While agreeing to the fact that Warid’s license is technology neutral, the spokesperson said that approval for launching 4G LTE will be subject to 4G KPI and rollout obligations (as per normal 4G licenses), which are hard to meet with the spectrum that Warid has.
When asked if Warid is indeed capable of offering 4G LTE service with its existing license and spectrum, Mr. Parvez Iftikhar, an independently working telecom consultant who has headed a major network infrastructure firm in Pakistan from 1998 till 2007, said that theoretically as well as legally Warid can offer 4G LTE service to its customers.
However, minimum amount of spectrum required for LTE is 2x10Mhz, while Warid has just 2×8.8Mhz in 1800Mhz band, which means they can offer LTE services but for limited subscribers only, opined Mr. Iftikhar.
Moreover, Warid will have to free-up its 1800Mhz band for data services, which is currently being used for voice services. Meaning that company will have to shift voice to 900Mhz band that will require additional investment, said Mr. Parvez Iftikhar.
Not to forget, Warid has 2x5Mhz spectrum from 900Mhz band, which might get congested if entire voice traffic is shifted to it.

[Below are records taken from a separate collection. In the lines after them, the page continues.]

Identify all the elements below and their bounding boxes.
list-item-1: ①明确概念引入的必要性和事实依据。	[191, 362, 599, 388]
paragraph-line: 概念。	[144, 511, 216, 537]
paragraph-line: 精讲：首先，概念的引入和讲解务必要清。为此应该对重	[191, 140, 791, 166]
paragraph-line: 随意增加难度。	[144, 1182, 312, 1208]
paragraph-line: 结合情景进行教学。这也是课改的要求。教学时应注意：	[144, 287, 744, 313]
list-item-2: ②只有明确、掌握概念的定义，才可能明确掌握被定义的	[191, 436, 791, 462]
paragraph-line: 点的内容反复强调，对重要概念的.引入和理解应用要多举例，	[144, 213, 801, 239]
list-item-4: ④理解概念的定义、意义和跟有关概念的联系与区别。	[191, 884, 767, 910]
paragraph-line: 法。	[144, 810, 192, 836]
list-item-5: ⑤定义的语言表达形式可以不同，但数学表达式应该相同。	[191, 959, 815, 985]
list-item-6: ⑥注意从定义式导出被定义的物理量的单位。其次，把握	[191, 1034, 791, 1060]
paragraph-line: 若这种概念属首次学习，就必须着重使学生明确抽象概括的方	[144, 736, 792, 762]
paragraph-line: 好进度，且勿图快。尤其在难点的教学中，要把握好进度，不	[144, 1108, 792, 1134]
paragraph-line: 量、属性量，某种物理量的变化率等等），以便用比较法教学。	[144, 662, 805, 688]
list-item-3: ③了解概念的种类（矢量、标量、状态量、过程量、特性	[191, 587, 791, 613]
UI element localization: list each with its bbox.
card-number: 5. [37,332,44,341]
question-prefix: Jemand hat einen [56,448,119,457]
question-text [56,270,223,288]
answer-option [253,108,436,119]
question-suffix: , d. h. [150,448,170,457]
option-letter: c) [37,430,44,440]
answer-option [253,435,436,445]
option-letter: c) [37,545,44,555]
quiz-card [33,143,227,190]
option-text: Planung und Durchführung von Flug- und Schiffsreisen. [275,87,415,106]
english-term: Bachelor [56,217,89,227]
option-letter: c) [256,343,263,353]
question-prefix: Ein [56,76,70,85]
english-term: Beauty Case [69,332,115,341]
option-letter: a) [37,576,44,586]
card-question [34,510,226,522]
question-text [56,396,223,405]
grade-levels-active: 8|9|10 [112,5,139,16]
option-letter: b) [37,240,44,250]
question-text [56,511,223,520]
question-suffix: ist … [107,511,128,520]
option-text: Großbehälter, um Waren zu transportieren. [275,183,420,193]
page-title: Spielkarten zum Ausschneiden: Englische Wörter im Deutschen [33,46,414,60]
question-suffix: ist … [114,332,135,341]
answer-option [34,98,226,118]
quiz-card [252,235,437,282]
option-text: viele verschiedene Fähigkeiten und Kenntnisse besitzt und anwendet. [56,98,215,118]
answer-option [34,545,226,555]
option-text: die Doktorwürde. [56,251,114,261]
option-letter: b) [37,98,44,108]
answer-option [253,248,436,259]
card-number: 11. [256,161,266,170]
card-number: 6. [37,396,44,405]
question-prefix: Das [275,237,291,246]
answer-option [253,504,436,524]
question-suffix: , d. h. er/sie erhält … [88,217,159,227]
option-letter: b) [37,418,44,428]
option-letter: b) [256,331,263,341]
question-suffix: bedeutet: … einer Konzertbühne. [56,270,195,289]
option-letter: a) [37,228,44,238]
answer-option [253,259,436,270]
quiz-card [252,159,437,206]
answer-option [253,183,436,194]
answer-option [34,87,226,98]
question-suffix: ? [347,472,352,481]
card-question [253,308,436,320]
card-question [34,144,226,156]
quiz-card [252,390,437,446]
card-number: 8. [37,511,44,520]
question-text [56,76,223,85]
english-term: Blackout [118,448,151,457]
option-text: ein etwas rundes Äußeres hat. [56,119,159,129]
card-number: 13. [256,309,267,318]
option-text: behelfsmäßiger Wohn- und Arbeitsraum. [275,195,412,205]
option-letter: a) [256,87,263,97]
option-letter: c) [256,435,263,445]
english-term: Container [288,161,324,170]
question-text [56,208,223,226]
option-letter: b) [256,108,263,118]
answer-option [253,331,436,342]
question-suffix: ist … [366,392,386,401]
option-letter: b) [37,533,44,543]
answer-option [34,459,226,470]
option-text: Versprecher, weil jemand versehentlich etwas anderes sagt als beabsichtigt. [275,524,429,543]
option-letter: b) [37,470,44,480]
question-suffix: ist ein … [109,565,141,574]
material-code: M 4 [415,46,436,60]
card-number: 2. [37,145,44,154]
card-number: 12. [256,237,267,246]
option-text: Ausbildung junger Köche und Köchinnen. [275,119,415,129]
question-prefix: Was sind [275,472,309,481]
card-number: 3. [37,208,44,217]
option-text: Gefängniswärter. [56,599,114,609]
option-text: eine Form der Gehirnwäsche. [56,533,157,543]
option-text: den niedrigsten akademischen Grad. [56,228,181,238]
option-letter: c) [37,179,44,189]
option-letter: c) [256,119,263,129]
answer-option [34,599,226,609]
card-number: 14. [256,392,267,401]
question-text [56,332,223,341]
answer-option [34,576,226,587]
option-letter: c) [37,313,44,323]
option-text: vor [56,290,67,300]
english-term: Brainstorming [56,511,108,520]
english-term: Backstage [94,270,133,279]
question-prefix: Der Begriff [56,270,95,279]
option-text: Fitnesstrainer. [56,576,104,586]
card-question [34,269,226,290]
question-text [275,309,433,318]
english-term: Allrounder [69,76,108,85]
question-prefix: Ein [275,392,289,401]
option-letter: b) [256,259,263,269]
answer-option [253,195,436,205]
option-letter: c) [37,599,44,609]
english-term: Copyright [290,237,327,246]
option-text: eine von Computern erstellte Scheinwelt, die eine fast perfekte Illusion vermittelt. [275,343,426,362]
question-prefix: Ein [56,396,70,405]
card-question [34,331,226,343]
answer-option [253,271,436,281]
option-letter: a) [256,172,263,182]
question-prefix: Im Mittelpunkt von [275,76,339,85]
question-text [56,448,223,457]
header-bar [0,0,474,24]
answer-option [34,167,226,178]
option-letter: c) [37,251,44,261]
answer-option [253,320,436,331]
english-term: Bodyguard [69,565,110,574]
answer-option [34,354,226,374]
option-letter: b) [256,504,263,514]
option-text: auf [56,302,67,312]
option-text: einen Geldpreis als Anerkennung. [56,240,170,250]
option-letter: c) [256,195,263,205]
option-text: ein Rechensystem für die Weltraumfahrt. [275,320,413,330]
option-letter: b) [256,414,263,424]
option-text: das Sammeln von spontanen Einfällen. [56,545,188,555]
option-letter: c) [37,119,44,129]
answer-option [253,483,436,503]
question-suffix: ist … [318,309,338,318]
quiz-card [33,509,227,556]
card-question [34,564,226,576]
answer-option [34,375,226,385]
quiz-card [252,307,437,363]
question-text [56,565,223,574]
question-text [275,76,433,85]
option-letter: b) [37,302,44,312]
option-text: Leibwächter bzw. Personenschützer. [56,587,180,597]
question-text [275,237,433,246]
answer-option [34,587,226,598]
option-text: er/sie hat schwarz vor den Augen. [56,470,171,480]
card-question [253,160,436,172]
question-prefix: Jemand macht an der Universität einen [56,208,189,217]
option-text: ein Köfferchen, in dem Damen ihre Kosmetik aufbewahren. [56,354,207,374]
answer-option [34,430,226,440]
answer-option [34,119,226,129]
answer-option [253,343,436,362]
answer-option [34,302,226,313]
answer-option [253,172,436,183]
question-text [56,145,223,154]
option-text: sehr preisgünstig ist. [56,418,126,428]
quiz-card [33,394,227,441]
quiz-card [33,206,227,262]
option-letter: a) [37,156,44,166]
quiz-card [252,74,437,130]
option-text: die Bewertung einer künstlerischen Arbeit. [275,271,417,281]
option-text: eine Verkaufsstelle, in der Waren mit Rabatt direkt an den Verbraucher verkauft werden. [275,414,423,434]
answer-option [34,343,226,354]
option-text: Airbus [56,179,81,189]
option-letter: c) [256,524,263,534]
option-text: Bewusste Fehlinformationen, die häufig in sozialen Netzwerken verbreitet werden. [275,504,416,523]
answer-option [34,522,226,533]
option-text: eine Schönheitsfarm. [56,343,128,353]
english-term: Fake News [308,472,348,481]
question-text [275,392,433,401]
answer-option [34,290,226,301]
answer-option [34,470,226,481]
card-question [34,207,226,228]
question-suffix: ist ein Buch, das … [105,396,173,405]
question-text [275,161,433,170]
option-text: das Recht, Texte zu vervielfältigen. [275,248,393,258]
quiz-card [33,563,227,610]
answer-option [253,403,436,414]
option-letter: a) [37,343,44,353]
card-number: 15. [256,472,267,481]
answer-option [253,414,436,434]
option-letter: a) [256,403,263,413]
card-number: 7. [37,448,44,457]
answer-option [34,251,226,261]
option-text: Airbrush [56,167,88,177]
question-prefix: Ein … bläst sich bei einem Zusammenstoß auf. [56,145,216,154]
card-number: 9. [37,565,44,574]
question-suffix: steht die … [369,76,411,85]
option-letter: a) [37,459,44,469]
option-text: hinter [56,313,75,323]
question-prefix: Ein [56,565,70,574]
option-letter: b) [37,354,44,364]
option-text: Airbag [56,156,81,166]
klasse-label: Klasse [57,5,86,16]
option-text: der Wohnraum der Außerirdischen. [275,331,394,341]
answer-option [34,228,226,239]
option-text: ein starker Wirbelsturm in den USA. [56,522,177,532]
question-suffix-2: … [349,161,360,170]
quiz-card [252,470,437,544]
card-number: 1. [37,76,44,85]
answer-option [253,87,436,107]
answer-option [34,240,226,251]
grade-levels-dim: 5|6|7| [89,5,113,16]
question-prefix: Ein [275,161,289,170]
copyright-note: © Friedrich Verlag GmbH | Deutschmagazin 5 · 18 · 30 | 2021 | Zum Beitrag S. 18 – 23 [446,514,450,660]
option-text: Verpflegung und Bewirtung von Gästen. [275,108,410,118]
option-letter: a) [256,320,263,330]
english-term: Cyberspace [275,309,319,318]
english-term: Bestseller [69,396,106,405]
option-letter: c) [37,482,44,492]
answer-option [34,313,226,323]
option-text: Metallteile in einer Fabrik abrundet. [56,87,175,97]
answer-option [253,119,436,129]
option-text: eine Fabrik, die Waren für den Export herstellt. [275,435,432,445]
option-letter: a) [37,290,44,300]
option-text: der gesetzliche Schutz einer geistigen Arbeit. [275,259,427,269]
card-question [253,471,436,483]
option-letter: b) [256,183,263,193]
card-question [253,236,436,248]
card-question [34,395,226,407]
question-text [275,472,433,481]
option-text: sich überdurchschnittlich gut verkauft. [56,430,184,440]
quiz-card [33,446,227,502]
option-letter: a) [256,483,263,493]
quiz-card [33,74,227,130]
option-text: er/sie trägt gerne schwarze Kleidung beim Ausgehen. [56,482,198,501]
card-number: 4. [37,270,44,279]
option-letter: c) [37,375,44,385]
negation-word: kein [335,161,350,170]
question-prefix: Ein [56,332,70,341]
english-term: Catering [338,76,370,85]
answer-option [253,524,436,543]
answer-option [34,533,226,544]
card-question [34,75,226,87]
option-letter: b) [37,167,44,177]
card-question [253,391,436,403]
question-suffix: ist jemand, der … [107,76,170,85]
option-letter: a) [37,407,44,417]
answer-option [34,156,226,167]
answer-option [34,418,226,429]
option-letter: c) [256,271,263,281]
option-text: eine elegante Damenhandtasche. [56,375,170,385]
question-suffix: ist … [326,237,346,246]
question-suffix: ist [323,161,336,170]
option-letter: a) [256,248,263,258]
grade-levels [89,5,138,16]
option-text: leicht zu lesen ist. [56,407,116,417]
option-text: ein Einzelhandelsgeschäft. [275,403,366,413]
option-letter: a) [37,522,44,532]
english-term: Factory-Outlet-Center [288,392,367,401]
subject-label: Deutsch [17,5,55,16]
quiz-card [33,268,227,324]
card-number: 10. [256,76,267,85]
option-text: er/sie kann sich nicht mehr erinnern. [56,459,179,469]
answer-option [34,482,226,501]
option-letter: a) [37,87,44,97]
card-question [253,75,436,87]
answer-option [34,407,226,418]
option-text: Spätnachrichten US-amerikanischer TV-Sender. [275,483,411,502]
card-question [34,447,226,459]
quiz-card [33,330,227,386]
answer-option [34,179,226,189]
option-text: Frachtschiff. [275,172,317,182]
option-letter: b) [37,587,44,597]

Mr. Parvez concluded his verdict by saying that proposition is theoretically, technically and legally possible, however, practically it might not look very fascinating as Warid may struggle with meeting PTA’s rollout and necessary speed obligations.
Experts say that Warid will have to make deadly compromises with the quality if it opts to offer wireless broadband services on such a narrow band. With this approach, their voices subscribers will also get impacted with degraded quality.